By the fourth day of this laid back routine, where we had both been at our home majority of the time, I began to feel a tiny bit irritable. I didn’t know why I was feeling this was\y but the irritability was directed towards him. Every little thing he did was annoying me to death and I had no idea why!
My husband is my favorite person in this world and I love to spend time with him, a lot of time, and I know he would say the same about me too. But just because we’re married doesn’t mean that we want to or need to spend every waking minute together. Whether an introvert or extrovert, we all need time to ourselves, even when and especially when you’re married.
At first, when I realized this irritability I felt towards him after spending enormous amounts of time together, I felt guilty. That’s not how you’re supposed to feel when you’re married to someone right? I thought surely you were supposed to want to spend lots of time together and that time spent together would naturally be enjoyed.
Maybe that’s the case with some, but I’m willing to bet there are couples like us who adore one another but also really love and need their time and space.
When we go on trips together, there are times where I am content to lay on the beach napping and reading. My husband will take that opportunity to walk the beach and go exploring for a few hours. I love to run in new places so often I will use my runs in the morning or afternoon when we are away on vacation to recharge, spend some time alone and then come back excited to see him and go on to the next activity together.

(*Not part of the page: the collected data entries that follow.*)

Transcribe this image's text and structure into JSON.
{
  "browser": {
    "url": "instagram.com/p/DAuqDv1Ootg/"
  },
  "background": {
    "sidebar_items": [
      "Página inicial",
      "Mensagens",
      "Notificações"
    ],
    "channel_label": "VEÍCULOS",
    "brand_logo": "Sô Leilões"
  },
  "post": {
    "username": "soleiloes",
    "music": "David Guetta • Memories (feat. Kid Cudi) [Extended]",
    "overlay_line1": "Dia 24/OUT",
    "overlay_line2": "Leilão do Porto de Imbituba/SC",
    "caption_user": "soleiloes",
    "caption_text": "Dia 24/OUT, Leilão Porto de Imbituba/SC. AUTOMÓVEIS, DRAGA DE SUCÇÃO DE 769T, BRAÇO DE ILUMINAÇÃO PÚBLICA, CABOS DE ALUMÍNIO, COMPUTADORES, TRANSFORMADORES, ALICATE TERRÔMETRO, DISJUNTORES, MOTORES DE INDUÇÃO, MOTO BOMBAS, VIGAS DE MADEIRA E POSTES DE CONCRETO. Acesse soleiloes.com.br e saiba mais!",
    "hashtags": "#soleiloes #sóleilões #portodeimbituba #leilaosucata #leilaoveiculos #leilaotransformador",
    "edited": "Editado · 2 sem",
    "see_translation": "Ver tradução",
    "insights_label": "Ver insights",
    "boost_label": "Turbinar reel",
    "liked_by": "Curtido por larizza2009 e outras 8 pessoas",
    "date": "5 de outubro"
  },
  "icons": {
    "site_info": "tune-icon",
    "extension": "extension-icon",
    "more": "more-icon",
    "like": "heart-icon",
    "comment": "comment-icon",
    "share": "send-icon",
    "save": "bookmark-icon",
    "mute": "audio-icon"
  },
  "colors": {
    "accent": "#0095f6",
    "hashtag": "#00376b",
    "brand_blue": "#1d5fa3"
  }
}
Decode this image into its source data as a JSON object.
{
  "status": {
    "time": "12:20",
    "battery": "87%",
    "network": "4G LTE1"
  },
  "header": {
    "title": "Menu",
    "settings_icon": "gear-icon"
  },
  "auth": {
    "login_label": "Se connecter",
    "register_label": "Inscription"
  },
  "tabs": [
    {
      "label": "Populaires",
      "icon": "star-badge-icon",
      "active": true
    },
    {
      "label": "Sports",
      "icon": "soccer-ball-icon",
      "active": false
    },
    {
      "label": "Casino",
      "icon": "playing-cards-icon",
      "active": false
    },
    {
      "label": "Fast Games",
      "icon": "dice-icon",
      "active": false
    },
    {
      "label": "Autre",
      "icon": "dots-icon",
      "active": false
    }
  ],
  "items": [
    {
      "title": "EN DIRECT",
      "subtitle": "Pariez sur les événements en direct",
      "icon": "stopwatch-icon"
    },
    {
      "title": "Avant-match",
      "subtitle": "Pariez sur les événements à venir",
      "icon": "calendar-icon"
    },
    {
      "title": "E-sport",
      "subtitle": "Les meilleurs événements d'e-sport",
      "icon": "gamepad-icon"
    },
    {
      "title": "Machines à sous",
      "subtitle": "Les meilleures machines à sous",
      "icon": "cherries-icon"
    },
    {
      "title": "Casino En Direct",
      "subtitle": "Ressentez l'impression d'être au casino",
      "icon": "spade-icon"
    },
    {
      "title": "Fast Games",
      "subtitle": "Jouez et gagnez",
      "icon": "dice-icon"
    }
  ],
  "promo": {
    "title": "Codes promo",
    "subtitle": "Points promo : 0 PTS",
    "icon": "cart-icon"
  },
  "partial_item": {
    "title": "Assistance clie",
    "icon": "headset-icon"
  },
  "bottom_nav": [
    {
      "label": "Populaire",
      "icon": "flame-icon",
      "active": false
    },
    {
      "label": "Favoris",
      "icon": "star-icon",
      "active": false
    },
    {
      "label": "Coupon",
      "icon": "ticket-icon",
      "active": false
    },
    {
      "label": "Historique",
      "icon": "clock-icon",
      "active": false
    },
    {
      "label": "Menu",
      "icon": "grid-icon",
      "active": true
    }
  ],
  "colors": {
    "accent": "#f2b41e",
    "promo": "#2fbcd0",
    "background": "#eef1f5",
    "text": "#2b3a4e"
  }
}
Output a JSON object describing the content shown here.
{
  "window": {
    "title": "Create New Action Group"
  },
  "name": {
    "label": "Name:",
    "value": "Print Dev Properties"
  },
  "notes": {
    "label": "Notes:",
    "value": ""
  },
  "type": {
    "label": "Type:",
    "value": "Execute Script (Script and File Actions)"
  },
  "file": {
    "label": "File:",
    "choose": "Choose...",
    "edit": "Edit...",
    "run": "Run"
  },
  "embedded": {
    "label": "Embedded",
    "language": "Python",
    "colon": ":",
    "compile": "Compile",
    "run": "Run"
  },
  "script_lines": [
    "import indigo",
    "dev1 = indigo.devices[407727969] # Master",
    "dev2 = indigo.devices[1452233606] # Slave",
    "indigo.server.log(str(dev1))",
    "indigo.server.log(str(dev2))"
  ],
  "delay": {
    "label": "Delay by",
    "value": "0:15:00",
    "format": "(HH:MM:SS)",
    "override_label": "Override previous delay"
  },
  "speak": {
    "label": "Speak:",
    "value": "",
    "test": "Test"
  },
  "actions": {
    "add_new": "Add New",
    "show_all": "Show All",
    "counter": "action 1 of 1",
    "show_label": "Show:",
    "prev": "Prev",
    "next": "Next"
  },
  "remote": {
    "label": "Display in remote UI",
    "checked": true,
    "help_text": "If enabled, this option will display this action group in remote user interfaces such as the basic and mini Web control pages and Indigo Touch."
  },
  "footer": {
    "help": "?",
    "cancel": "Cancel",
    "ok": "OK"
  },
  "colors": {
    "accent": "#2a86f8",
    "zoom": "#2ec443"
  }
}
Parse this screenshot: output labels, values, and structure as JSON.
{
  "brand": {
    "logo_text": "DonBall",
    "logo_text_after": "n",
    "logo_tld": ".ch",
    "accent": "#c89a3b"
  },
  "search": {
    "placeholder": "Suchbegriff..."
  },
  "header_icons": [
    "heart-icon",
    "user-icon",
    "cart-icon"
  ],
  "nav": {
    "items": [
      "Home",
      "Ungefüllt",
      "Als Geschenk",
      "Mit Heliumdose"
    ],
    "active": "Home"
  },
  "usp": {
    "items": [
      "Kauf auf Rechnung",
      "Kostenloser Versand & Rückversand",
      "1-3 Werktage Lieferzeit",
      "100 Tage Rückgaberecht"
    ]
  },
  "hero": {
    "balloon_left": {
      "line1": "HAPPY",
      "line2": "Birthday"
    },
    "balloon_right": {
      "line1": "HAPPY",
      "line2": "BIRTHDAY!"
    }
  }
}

We recently bought a house with enough space that I have a cozy writing nook upstairs and he has his own office/man cave downstairs complete with a massive desk he built, dart board and bourbon bar. On the days we spend working from home, we usually have coffee and breakfast together in the morning and then we go to our own spaces to work. We will reconnect at some point later in the afternoon and then spend our evenings together going to dinner or cooking together. We’ve found this rhythm works really well for us. We enjoy the time we are together but we also have sufficient time to ourselves. 020
My husband is my person in every way and I love him to death but I don’t always want to spend every waking moment with him, and that’s ok.
Find your balance with your man. Maybe one of you is more extroverted maybe one of you is more introverted. Maybe you like to spend a lot of time and he’s content with just a few quality hours or vice versa. Talk about it, be honest, communicate and figure out how you both can thrive in your marriage.